LE FAVOLE PROFETICHE

Gli ultimi cinquant’anni offrono interessanti temi d’analisi. Erano l’epilogo d’un quasi miracolo, dopo sbornie d’imperialismo allucinatorio e catastrofi belliche, ma l’egemonia democristiana declina, fondata su fattori negativi. Siamo sotto lo scudo americano: a est incombe Stalin; almeno un elettore su quattro abita nel partito-chiesa d’obbedienza moscovita. Che Palmiro Togliatti imponga regole ancora staliniane, consta dalla disciplina plumbea con cui gli ortodossi, ossia tutti meno pochissimi, aborrono tentativi d’apertura (crisi ungherese e feroce repressione, autunno 1956). La balena bianca miete voti senza sviluppare idee, arenata su equilibri inerti. Lascia le cose quali erano l’ingresso nell’area governativa d’un partito socialista in calo organico. Le anime s’appesantiscono. Nel referendum abrogativo del divorzio, 12 maggio 1974, soccombono i sanfedisti guidati da Amintore Fanfani (59.3% contro 40.7). Il voto politico del 20 giugno 1976 dà ancora una Dc complessivamente stabile ma perde quota al nord: Giulio Andreotti impersona un macabro pragmatismo cinico, uomo d’ancien régime. Lievita il Pci, la cui identità sfuma in eurocomunismo; e se i numeri s’invertissero?; semina paura la P2, compagnia criminale d’affari in divisa massonica, largamente infiltrata negli alti quadri statali. Il bersaglio era Aldo Moro, fatalista malinconico ed ermetico, fautore in prospettiva d’accordi graduali col Pci. Resta un mistero lo psicodramma sanguinoso 16 marzo- 5 maggio 1978: sedicenti Brigate Rosse l’avevano sequestrato e l’ammazzano, con visibile sollievo degl’impettiti sulla linea eroicamente dura; per salvarlo dovremmo venire a patti con gli eversori, quindi muoia. Andreotti adempie la parte d’esecutore. Era perfetto in tale figura.

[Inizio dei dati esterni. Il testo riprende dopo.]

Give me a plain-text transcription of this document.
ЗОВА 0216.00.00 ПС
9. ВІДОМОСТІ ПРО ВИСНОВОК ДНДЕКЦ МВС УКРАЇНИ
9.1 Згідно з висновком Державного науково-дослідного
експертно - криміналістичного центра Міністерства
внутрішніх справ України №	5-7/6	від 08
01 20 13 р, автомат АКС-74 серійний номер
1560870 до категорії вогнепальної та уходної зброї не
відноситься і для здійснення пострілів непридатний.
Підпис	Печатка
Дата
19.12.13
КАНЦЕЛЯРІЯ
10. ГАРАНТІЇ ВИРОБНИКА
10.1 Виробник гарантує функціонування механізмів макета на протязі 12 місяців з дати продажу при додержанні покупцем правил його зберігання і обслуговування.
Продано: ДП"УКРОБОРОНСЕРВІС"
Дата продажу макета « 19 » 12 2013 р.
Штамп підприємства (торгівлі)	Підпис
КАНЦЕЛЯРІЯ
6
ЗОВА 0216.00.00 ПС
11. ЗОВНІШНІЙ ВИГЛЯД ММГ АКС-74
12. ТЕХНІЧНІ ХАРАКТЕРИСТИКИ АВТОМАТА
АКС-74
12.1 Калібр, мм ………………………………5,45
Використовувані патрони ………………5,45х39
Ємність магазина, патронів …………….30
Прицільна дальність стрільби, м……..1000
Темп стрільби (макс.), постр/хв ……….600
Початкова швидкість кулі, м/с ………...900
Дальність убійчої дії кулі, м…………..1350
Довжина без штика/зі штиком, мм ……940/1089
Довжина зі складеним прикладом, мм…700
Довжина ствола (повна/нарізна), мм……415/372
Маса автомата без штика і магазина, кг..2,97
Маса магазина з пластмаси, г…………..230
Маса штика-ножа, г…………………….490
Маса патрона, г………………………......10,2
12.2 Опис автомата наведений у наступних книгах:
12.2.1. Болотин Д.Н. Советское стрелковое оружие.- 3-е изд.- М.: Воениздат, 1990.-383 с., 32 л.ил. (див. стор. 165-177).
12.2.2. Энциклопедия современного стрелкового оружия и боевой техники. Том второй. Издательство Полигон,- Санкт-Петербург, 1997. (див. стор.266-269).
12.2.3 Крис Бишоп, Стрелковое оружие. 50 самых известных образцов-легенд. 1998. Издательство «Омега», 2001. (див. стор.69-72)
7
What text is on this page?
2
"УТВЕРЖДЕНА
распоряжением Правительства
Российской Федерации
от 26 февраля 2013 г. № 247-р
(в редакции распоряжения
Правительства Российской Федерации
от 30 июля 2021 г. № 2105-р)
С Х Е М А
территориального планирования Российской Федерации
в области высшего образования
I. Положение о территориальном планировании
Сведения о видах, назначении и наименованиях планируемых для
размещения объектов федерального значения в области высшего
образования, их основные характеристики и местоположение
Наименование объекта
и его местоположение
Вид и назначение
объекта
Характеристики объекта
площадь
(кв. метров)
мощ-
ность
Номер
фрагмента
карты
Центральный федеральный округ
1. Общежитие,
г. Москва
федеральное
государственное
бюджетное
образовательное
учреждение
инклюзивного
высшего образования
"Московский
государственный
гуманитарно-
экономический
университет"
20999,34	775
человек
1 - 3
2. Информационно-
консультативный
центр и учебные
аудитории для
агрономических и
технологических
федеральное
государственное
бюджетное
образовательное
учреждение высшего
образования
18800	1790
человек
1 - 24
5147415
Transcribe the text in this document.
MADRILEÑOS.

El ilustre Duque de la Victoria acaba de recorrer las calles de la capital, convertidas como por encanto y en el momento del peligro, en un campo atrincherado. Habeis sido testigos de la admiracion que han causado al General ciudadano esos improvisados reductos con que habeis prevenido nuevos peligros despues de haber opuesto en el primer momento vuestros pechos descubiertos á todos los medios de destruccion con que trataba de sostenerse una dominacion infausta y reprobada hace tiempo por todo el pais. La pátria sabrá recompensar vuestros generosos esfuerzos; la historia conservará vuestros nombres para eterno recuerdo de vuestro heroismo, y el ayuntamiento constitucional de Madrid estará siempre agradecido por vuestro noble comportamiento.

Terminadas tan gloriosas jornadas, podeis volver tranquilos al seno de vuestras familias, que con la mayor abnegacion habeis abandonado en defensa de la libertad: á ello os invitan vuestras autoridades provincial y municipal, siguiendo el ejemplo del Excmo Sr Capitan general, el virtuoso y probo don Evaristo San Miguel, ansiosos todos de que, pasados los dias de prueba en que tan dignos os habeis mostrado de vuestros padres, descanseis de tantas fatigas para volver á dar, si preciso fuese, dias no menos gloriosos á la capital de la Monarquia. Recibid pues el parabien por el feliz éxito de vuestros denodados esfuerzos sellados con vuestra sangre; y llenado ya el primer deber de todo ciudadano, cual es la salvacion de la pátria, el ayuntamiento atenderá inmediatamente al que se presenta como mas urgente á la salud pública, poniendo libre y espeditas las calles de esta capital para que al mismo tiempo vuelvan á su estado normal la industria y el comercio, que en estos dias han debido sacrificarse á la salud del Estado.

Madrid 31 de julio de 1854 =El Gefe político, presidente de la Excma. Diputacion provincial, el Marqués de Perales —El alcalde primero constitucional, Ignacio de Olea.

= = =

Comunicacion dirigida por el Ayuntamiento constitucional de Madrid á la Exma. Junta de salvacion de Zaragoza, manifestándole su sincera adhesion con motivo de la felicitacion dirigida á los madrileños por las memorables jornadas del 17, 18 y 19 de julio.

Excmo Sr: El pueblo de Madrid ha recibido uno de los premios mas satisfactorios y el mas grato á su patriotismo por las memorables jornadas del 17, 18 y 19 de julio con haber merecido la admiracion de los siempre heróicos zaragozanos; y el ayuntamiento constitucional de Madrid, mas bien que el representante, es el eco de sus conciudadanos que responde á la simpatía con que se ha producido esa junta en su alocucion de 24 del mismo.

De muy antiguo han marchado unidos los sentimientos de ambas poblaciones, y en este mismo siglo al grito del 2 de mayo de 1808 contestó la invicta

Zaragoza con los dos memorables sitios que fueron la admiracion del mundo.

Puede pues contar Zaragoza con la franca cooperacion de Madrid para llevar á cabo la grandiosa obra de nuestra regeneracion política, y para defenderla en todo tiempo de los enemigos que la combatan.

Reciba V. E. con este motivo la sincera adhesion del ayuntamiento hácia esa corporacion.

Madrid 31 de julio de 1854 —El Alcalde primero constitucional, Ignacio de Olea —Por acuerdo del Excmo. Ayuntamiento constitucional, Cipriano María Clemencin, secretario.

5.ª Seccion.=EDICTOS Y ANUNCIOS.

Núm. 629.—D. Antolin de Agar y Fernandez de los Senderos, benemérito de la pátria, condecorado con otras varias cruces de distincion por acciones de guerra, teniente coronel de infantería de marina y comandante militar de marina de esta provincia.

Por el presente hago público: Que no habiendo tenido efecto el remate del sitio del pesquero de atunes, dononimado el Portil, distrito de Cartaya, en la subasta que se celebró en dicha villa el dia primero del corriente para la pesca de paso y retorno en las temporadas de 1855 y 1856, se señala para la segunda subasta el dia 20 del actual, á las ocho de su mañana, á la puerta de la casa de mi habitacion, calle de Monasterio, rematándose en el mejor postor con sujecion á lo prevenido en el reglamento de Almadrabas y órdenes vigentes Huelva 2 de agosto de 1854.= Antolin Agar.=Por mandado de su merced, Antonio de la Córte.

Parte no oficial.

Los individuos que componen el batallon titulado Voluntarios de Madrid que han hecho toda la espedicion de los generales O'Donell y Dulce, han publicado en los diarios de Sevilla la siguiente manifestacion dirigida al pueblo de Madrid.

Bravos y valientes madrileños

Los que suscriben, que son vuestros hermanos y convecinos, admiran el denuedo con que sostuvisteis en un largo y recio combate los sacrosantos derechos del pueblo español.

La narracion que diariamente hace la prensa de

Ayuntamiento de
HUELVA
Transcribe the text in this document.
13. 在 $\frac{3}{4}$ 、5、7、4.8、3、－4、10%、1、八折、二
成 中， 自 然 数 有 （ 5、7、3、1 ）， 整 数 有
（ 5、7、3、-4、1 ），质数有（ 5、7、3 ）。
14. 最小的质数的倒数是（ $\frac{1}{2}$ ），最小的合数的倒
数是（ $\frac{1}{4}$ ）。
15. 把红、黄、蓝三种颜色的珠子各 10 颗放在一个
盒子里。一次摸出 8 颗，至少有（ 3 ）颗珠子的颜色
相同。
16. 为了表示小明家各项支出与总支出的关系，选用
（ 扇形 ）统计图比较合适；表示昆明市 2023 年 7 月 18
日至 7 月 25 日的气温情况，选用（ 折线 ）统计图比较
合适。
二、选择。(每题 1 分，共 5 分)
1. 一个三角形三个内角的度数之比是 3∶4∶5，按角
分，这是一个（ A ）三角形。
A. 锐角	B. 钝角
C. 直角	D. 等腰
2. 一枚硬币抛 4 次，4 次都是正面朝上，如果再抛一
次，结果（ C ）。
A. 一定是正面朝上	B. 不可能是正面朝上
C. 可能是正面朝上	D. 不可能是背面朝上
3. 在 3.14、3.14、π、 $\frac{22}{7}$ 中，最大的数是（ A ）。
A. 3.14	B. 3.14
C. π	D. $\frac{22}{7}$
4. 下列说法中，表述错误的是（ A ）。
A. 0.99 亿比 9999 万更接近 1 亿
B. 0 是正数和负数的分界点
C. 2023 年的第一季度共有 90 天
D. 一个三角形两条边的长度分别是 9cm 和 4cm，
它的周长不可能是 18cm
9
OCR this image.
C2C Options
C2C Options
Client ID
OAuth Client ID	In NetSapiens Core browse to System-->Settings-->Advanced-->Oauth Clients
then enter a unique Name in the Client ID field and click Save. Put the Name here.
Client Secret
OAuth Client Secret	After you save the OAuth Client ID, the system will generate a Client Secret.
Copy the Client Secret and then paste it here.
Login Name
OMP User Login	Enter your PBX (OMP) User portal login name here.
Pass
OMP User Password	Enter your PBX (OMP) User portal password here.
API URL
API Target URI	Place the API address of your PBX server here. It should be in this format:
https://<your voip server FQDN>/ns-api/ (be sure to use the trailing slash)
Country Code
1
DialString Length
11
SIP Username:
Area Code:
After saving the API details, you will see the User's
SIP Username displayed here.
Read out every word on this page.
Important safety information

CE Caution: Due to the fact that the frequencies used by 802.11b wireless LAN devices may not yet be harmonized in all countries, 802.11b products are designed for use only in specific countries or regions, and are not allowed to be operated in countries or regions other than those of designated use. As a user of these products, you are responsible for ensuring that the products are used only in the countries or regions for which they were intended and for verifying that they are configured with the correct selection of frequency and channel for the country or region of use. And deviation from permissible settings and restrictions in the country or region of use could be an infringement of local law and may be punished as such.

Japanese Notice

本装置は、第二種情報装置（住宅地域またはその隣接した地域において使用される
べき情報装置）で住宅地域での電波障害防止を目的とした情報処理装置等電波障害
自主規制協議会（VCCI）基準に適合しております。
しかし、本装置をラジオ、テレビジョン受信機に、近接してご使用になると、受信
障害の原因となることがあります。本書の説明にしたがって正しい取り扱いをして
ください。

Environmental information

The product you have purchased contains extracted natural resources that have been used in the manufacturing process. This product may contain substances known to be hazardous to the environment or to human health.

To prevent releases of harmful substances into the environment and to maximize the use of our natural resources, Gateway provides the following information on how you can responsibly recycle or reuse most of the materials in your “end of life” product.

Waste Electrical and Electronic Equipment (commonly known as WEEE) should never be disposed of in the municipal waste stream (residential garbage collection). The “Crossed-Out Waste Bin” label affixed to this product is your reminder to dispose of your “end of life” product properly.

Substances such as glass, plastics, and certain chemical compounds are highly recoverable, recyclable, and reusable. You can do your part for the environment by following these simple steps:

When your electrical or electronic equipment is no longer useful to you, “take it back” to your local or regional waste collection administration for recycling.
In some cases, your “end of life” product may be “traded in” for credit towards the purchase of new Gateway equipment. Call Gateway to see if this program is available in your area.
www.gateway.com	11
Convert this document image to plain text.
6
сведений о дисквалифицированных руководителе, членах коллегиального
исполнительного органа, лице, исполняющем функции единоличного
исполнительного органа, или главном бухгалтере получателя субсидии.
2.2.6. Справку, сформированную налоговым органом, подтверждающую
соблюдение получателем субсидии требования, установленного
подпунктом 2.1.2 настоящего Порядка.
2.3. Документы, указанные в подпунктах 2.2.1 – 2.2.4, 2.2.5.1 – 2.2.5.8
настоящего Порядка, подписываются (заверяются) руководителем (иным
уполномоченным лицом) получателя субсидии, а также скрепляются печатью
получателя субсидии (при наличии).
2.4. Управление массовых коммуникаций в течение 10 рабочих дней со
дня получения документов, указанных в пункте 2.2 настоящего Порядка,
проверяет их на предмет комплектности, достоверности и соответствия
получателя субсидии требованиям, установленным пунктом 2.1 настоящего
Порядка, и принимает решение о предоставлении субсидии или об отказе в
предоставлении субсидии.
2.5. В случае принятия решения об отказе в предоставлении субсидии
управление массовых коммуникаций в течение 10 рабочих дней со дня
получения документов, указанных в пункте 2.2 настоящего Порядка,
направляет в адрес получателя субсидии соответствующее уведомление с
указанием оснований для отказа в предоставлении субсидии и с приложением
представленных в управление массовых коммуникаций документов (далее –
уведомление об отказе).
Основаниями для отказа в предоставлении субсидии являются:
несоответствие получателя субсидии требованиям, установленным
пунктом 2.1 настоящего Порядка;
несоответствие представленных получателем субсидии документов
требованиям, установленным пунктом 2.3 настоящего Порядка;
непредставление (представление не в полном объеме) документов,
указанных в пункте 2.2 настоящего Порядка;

Motus in fine velocior nella sclerosi del sistema, né avevano chance i diversivi del governo a guida laica: Bettino Craxi, politico senza scrupoli, sbarra le vie convergenti dei due possibili consorti; dovunque un pubblico ministero indaghi, emergono affari loschi; presi dal panico, cantano concussi e corruttori; rischiamo la bancarotta sotto l’assalto alla lira. Completa il quadro l’improvviso collasso comunista: scosso l’impero sovietico, cadono i dogmi, persistendo vecchie oligarchie; non è avvenuta l’auspicabile metamorfosi. Va in scena il capolavoro del burlesque italiano. Tra gli affiliati alla loggia massonica cospirante sulla pelle d’Aldo Moro figurava un ancora poco visibile affarista insuperabile nell’eludere ogni regola: così sopraffà i concorrenti; froda, falsifica, plagia, corrompe, monopolista delle televisioni commerciali, in barba a leggi e sentenze. Avendo gli armadi pieni, non vuol finire in galera né sotto i ponti: salta sul palco gridandosi uomo nuovo, patriota, defensor fidei , devoto ai valori; e batte l’allarme contro gl’inesistenti bolscevichi alle porte. Il primo esperimento governativo dura sei mesi. Due anni dopo, perde di stretta misura, difeso da accordi sotto banco con dei postcomunisti: in colossale conflitto d’interessi dispone d’un triplo potere, economico, mediatico, politico; gli sciagurati credevano d’usarlo e gli consegnano l’Italia. È pura fortuna che al centro del Mediterraneo non nasca una monarchia caraibica: l’Olonese l’aveva in mente, privo d’ogni sentimento o barlume intellettuale inibitorio, né gl’ispiravano self-control i capiciurma, intenti al massimo bottino; non sapendo da che parte cominci il mestiere del governo, commette errori tali da perdere le elezioni 2006.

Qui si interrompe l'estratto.